The model must predict whether the window was warped, and if so, in which direction.

**Intuition and Example**

Suppose you watch a video of two animals interacting, but the video is played at double speed or half speed.
The overall pattern of behavior is the same, but the tempo is different.
By training the model to recognize when the speed has been changed, we encourage it to learn the distinctive tempo of social interactions (e.g., fast chasing vs. slow investigation).

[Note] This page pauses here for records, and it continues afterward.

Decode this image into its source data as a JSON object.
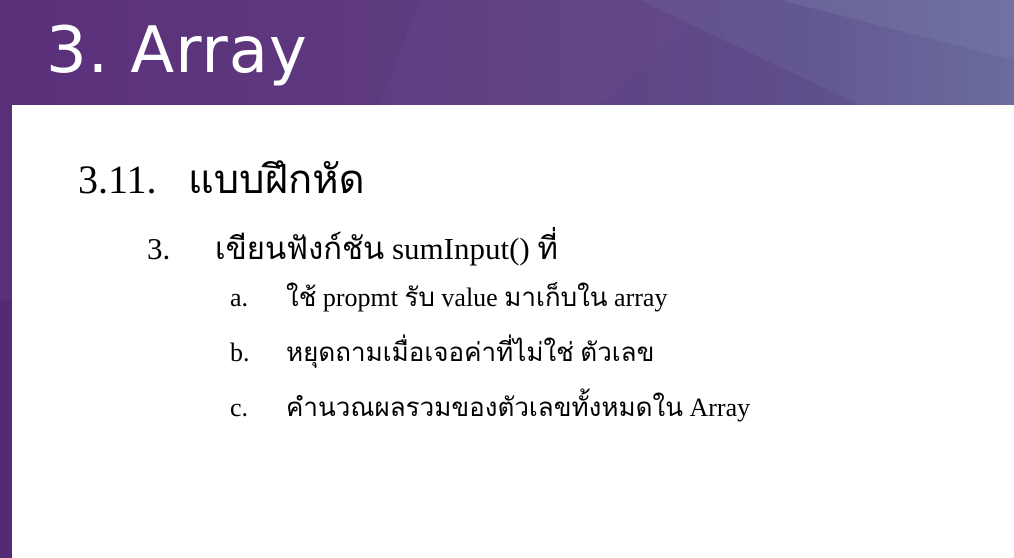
{
  "slide": {
    "title": "3. Array"
  },
  "section": {
    "number": "3.11.",
    "title": "แบบฝึกหัด"
  },
  "exercise": {
    "number": "3.",
    "text": "เขียนฟังก์ชัน sumInput() ที่"
  },
  "subitems": [
    {
      "letter": "a.",
      "text": "ใช้ propmt รับ value มาเก็บใน array"
    },
    {
      "letter": "b.",
      "text": "หยุดถามเมื่อเจอค่าที่ไม่ใช่ ตัวเลข"
    },
    {
      "letter": "c.",
      "text": "คำนวณผลรวมของตัวเลขทั้งหมดใน Array"
    }
  ],
  "colors": {
    "header_purple": "#5a2f7a",
    "header_blue_gray": "#6a6e9f",
    "content_background": "#ffffff",
    "title_text": "#ffffff",
    "body_text": "#000000"
  }
}
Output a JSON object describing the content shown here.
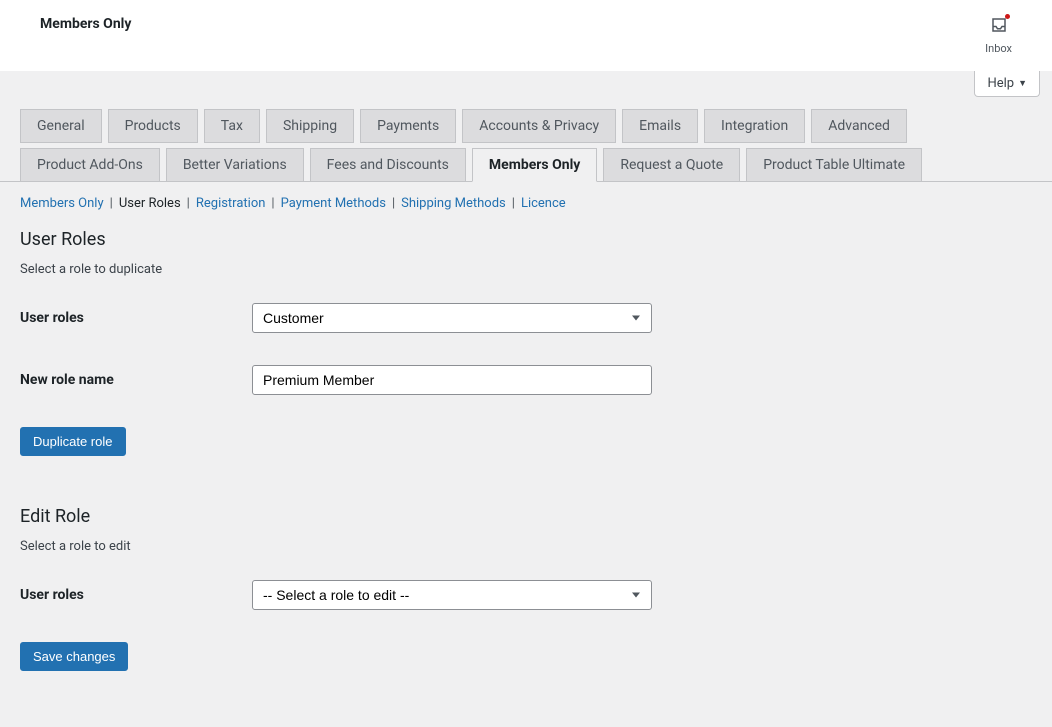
{
  "header": {
    "title": "Members Only",
    "inbox_label": "Inbox"
  },
  "help": {
    "label": "Help"
  },
  "tabs": [
    {
      "label": "General"
    },
    {
      "label": "Products"
    },
    {
      "label": "Tax"
    },
    {
      "label": "Shipping"
    },
    {
      "label": "Payments"
    },
    {
      "label": "Accounts & Privacy"
    },
    {
      "label": "Emails"
    },
    {
      "label": "Integration"
    },
    {
      "label": "Advanced"
    },
    {
      "label": "Product Add-Ons"
    },
    {
      "label": "Better Variations"
    },
    {
      "label": "Fees and Discounts"
    },
    {
      "label": "Members Only"
    },
    {
      "label": "Request a Quote"
    },
    {
      "label": "Product Table Ultimate"
    }
  ],
  "active_tab_index": 12,
  "subnav": [
    {
      "label": "Members Only",
      "current": false
    },
    {
      "label": "User Roles",
      "current": true
    },
    {
      "label": "Registration",
      "current": false
    },
    {
      "label": "Payment Methods",
      "current": false
    },
    {
      "label": "Shipping Methods",
      "current": false
    },
    {
      "label": "Licence",
      "current": false
    }
  ],
  "section1": {
    "heading": "User Roles",
    "subtext": "Select a role to duplicate",
    "user_roles_label": "User roles",
    "user_roles_value": "Customer",
    "new_role_label": "New role name",
    "new_role_value": "Premium Member",
    "duplicate_btn": "Duplicate role"
  },
  "section2": {
    "heading": "Edit Role",
    "subtext": "Select a role to edit",
    "user_roles_label": "User roles",
    "user_roles_value": "-- Select a role to edit --",
    "save_btn": "Save changes"
  }
}
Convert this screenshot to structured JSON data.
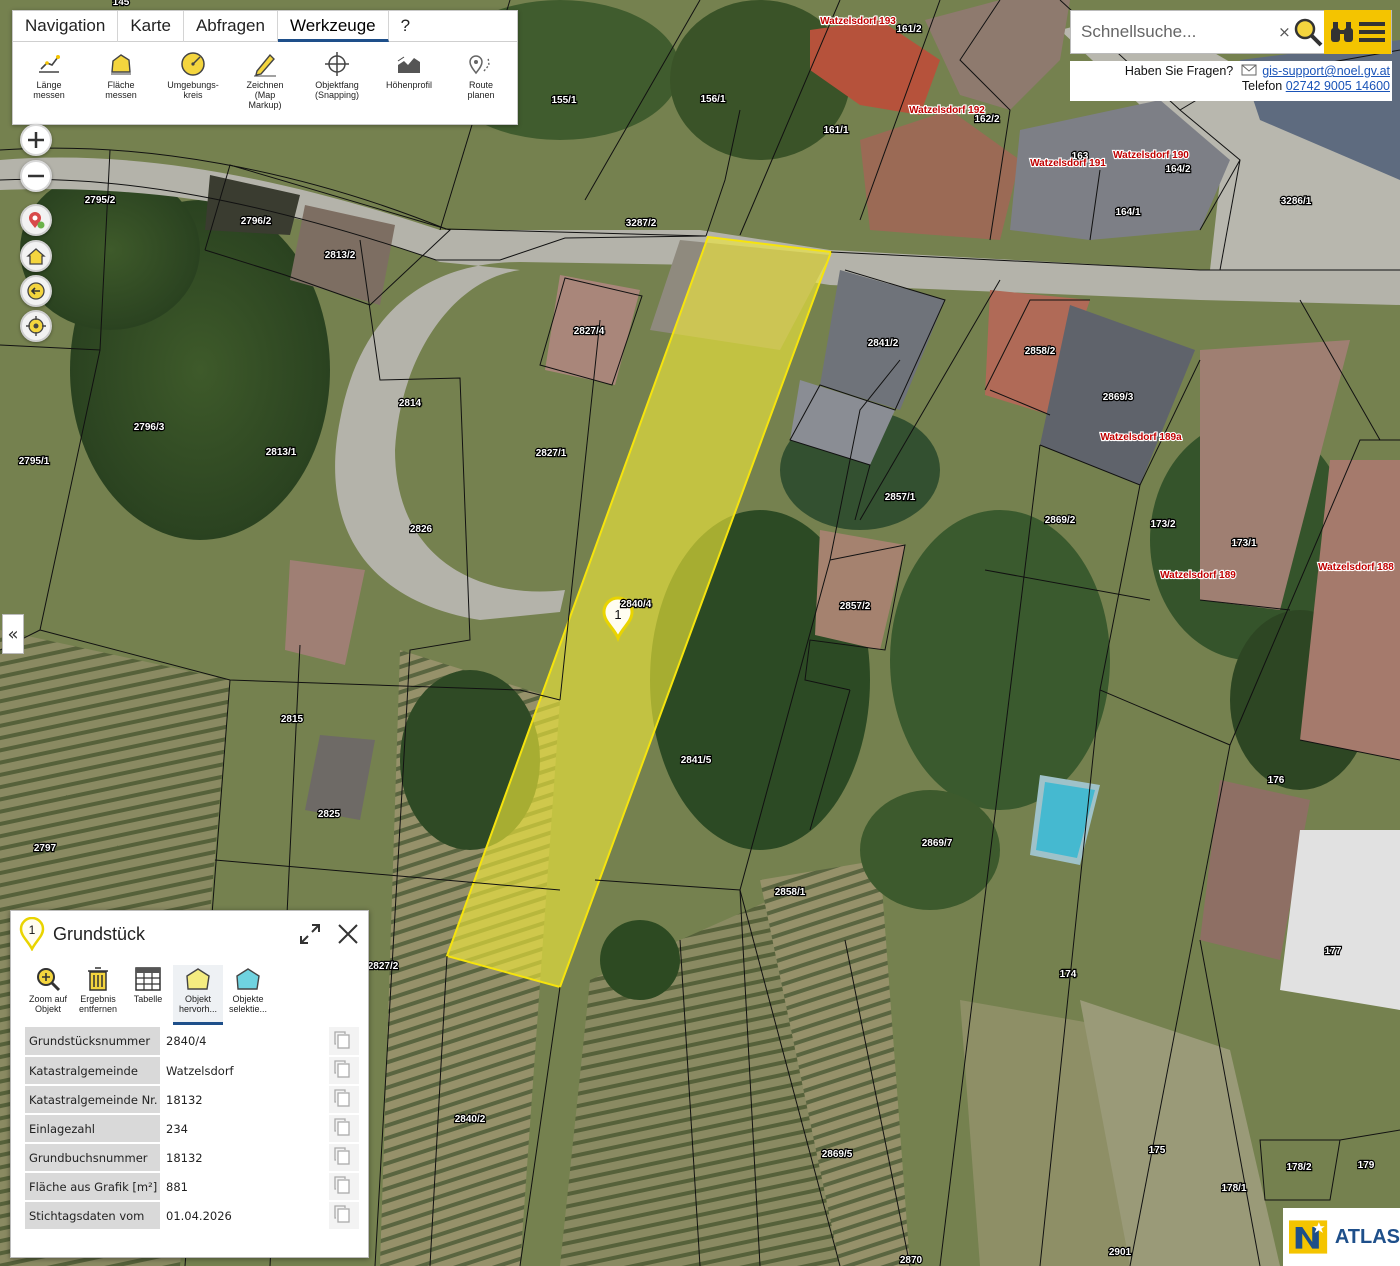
{
  "toolbar": {
    "tabs": [
      "Navigation",
      "Karte",
      "Abfragen",
      "Werkzeuge",
      "?"
    ],
    "active_tab": "Werkzeuge",
    "tools": [
      {
        "label": "Länge\nmessen",
        "icon": "measure-length-icon"
      },
      {
        "label": "Fläche\nmessen",
        "icon": "measure-area-icon"
      },
      {
        "label": "Umgebungs-\nkreis",
        "icon": "radius-icon"
      },
      {
        "label": "Zeichnen\n(Map\nMarkup)",
        "icon": "pencil-icon"
      },
      {
        "label": "Objektfang\n(Snapping)",
        "icon": "crosshair-icon"
      },
      {
        "label": "Höhenprofil",
        "icon": "elevation-profile-icon"
      },
      {
        "label": "Route\nplanen",
        "icon": "route-icon"
      }
    ]
  },
  "search": {
    "placeholder": "Schnellsuche...",
    "clear": "×"
  },
  "help": {
    "question": "Haben Sie Fragen?",
    "email": "gis-support@noel.gv.at",
    "phone_label": "Telefon",
    "phone": "02742 9005 14600"
  },
  "collapse_symbol": "«",
  "map": {
    "marker_number": "1",
    "marker_parcel": "2840/4",
    "parcels": [
      "2795/2",
      "2796/2",
      "2813/2",
      "3287/2",
      "2827/4",
      "2841/2",
      "2858/2",
      "2869/3",
      "2796/3",
      "2795/1",
      "2813/1",
      "2814",
      "2827/1",
      "2826",
      "2857/1",
      "2869/2",
      "173/2",
      "173/1",
      "2857/2",
      "2815",
      "2825",
      "2797",
      "2841/5",
      "2869/7",
      "2858/1",
      "176",
      "177",
      "174",
      "175",
      "2840/2",
      "2869/5",
      "178/2",
      "178/1",
      "179",
      "2870",
      "2901",
      "2827/2",
      "155/1",
      "156/1",
      "161/1",
      "161/2",
      "162/2",
      "163",
      "164/2",
      "164/1",
      "3286/1",
      "145"
    ],
    "addresses": [
      "Watzelsdorf 193",
      "Watzelsdorf 192",
      "Watzelsdorf 191",
      "Watzelsdorf 190",
      "Watzelsdorf 189a",
      "Watzelsdorf 189",
      "Watzelsdorf 188"
    ]
  },
  "info": {
    "marker_number": "1",
    "title": "Grundstück",
    "tools": [
      {
        "label": "Zoom auf\nObjekt",
        "icon": "zoom-to-object-icon"
      },
      {
        "label": "Ergebnis\nentfernen",
        "icon": "trash-icon"
      },
      {
        "label": "Tabelle",
        "icon": "table-icon"
      },
      {
        "label": "Objekt\nhervorh...",
        "icon": "highlight-object-icon"
      },
      {
        "label": "Objekte\nselektie...",
        "icon": "select-objects-icon"
      }
    ],
    "active_tool": "Objekt hervorh...",
    "rows": [
      {
        "key": "Grundstücksnummer",
        "value": "2840/4"
      },
      {
        "key": "Katastralgemeinde",
        "value": "Watzelsdorf"
      },
      {
        "key": "Katastralgemeinde Nr.",
        "value": "18132"
      },
      {
        "key": "Einlagezahl",
        "value": "234"
      },
      {
        "key": "Grundbuchsnummer",
        "value": "18132"
      },
      {
        "key": "Fläche aus Grafik [m²]",
        "value": "881"
      },
      {
        "key": "Stichtagsdaten vom",
        "value": "01.04.2026"
      }
    ]
  },
  "logo": {
    "text": "ATLAS"
  },
  "colors": {
    "highlight": "#f2ea3a",
    "accent": "#f4c400",
    "tab_underline": "#1e4f8a",
    "address_label": "#c00000"
  }
}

**What does the model learn?**

- To detect when the speed of a behavior is unusual or inconsistent with its typical tempo.
- To recognize that some behaviors are characteristically fast while others are characteristically slow.
- To identify potential errors or anomalies when a behavior occurs at an unexpected speed.

**Why is this important?**

- It makes the model robust to variability in experimental conditions (e.g., different frame rates, animal activity levels).
- It supports the discovery of motifs that are defined by their pace.

Summary Table
-------------

+-------------------+---------------------------------------------------------------+---------------------------------------------------------------+
| Task              | What the Model Learns                                         | Why It Matters                                                |
+===================+===============================================================+===============================================================+
| Group Consistency | Social synchrony, group-level dynamics, real vs. fake groups  | Focus on genuine social interaction, not individual movement  |
+-------------------+---------------------------------------------------------------+---------------------------------------------------------------+
| Temporal Order    | Temporal continuity, flow of interactions, causality          | Enables segmentation and understanding of behavioral motifs   |
+-------------------+---------------------------------------------------------------+---------------------------------------------------------------+
| Temporal Shift    | Temporal alignment, synchrony, timing of social actions       | Sensitivity to timing and coordination in social behavior     |
+-------------------+---------------------------------------------------------------+---------------------------------------------------------------+
| Temporal Warp     | Recognition of behavior-specific tempo, sensitivity to speed  | Robustness to speed/tempo, generalization across conditions   |
+-------------------+---------------------------------------------------------------+---------------------------------------------------------------+

Practical Notes
---------------

- These tasks are used during the self-supervised pre-training phase of LISBET.
  The model learns to solve all tasks jointly, encouraging it to develop a rich, multi-faceted representation of social behavior.
- You can select which tasks to use when training your own models (see :doc:`train_model`).
- The representations learned through self-supervision can be used for downstream tasks such as behavior classification, motif discovery, and analysis of neural correlates.

References and Further Reading
------------------------------

- Chindemi, G., Girard, B., & Bellone, C. (2023). LISBET: a machine learning model for the automatic segmentation of social behavior motifs (arXiv:2311.04069). https://doi.org/10.48550/arXiv.2311.04069
- For a practical guide to training with these tasks, see :doc:`train_model`.